Aus Staunen ist Unterwerfung geworden, dieses klerikale Innenleben ist nicht für flache Hierarchien geschaffen, sondern für eine deutliches Oben und Unten. Und die nüchterne Nummerierung der Interieurs, die Rottenbacher als Titel wählt, verdeutlicht, dass er dieses Machtprinzip nicht konkret verorten möchte, sondern dass seine Kirchenräume nur als repräsentative Repräsentanten fungieren.
Das Ritual der Prostratio, abendländische Extremversion des chinesischen Kotaus, dem Claus Rottenbacher den Titel seiner Interieurs entliehen hat, ist eine Geste bedingungsloser Kapitulation vor der Herrschaft eines anderen, in diesem Fall eines Gottes. Diejenigen, die ihm ihr Leben weihen, erniedrigen sich in der katholischen, orthodoxen und anglikanischen Kirche vor den Augen der Gemeinde, um dann vor einem göttlichen Auge erhöht zu werden. Ohne das Gefühl der Ohnmacht, ohne das Ausgeliefertsein ist der Kirche eine wirkliche geistliche Mission nicht vorstellbar. Es gilt, sich selbst preiszugeben und zwar bedingungslos. Um das subtil, aber auf den zweiten Blick umso nachhaltiger anschaulich zu machen, braucht der dezente Minimalist Claus Rottenbacher nicht mehr als die Verlagerung der Perspektive, denn letztlich ist, wie wir wissen, alles eine Frage des Standpunkts. Und hier zeigt der Standpunkt nicht nur, dass die Räume aufgeräumt sind, dass im Verständnis der Kirche „alles in Ordnung“ scheint, sondern auch, dass es in dieser Institution keineswegs selbstverständlich ist, aufrecht zu stehen.

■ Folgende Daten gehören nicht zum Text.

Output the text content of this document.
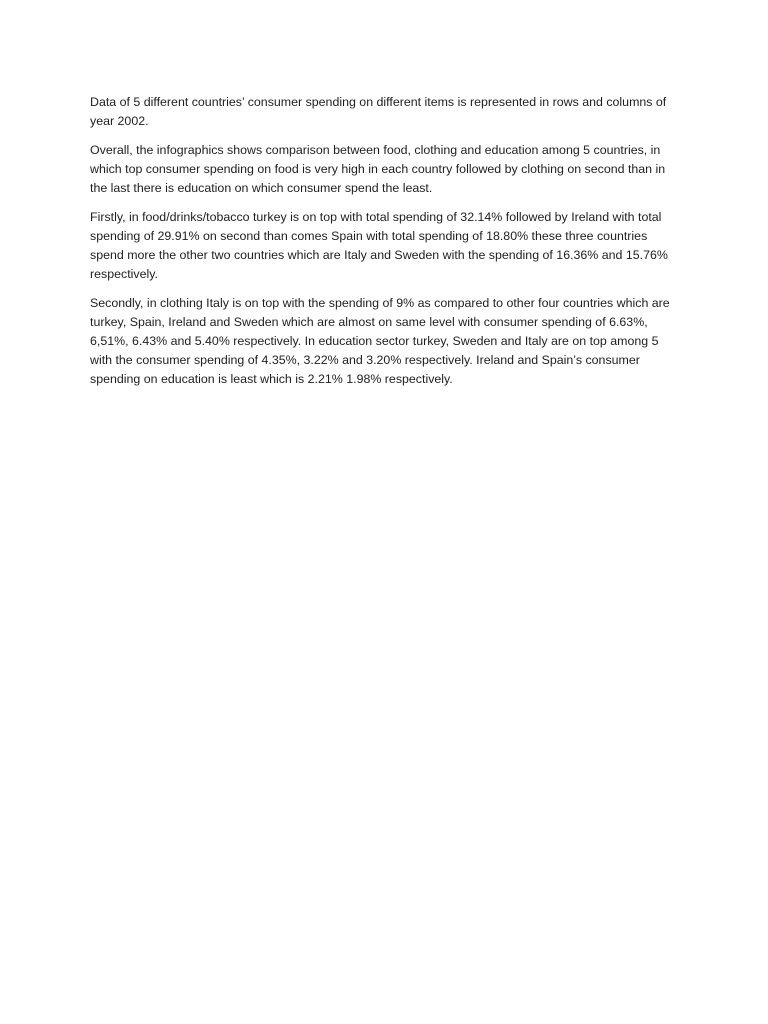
Data of 5 different countries’ consumer spending on different items is represented in rows and columns of year 2002.

Overall, the infographics shows comparison between food, clothing and education among 5 countries, in which top consumer spending on food is very high in each country followed by clothing on second than in the last there is education on which consumer spend the least.

Firstly, in food/drinks/tobacco turkey is on top with total spending of 32.14% followed by Ireland with total spending of 29.91% on second than comes Spain with total spending of 18.80% these three countries spend more the other two countries which are Italy and Sweden with the spending of 16.36% and 15.76% respectively.

Secondly, in clothing Italy is on top with the spending of 9% as compared to other four countries which are turkey, Spain, Ireland and Sweden which are almost on same level with consumer spending of 6.63%, 6,51%, 6.43% and 5.40% respectively. In education sector turkey, Sweden and Italy are on top among 5 with the consumer spending of 4.35%, 3.22% and 3.20% respectively. Ireland and Spain’s consumer spending on education is least which is 2.21% 1.98% respectively.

Prostratio, das heißt nicht nur niederwerfen, sondern auch niederstrecken oder niederschlagen. Das klingt im Hinblick auf den, der am Boden liegt, nicht unbedingt nach einem freiwilligen Akt, und doch versteht die Kirche die Prostratio lediglich als Bekundung absoluten Vertrauens und wahrer Hingabe. Bei der Priester- oder Jungfrauenweihe, die mit dem Gelübde der sexuellen Enthaltsamkeit einhergeht – die Jungfrauen werden dabei durch ein mystisches Heiratsversprechen auf eine unbestimmte Zukunft vertröstet, in der Jesus auf sie alle wartet – ist diese Form der Demutsbekundung Teil des Prozederes. Doch so, wie sich aus dem Urchristentum, jener Religion der Unterprivilegierten, die Armut und Nächstenliebe predigte, ein Global Player mit unkalkulierbarer Macht und unüberschaubarem Reichtum geworden ist, so hat auch die diesseitige Sexualität immer eine fatale Rolle gespielt, die sehr viel mit Missbrauch von Vertrauen und Hingabe zu tun hat. Hat man ihn einmal entdeckt, den Standpunkt des Fotografen und seiner Kamera, dann lässt er sich nicht mehr ignorieren. Herr, komm und befreie uns, Herr, erhöre uns, Herr, erbarme dich, Herr, sei so gut und verschone uns.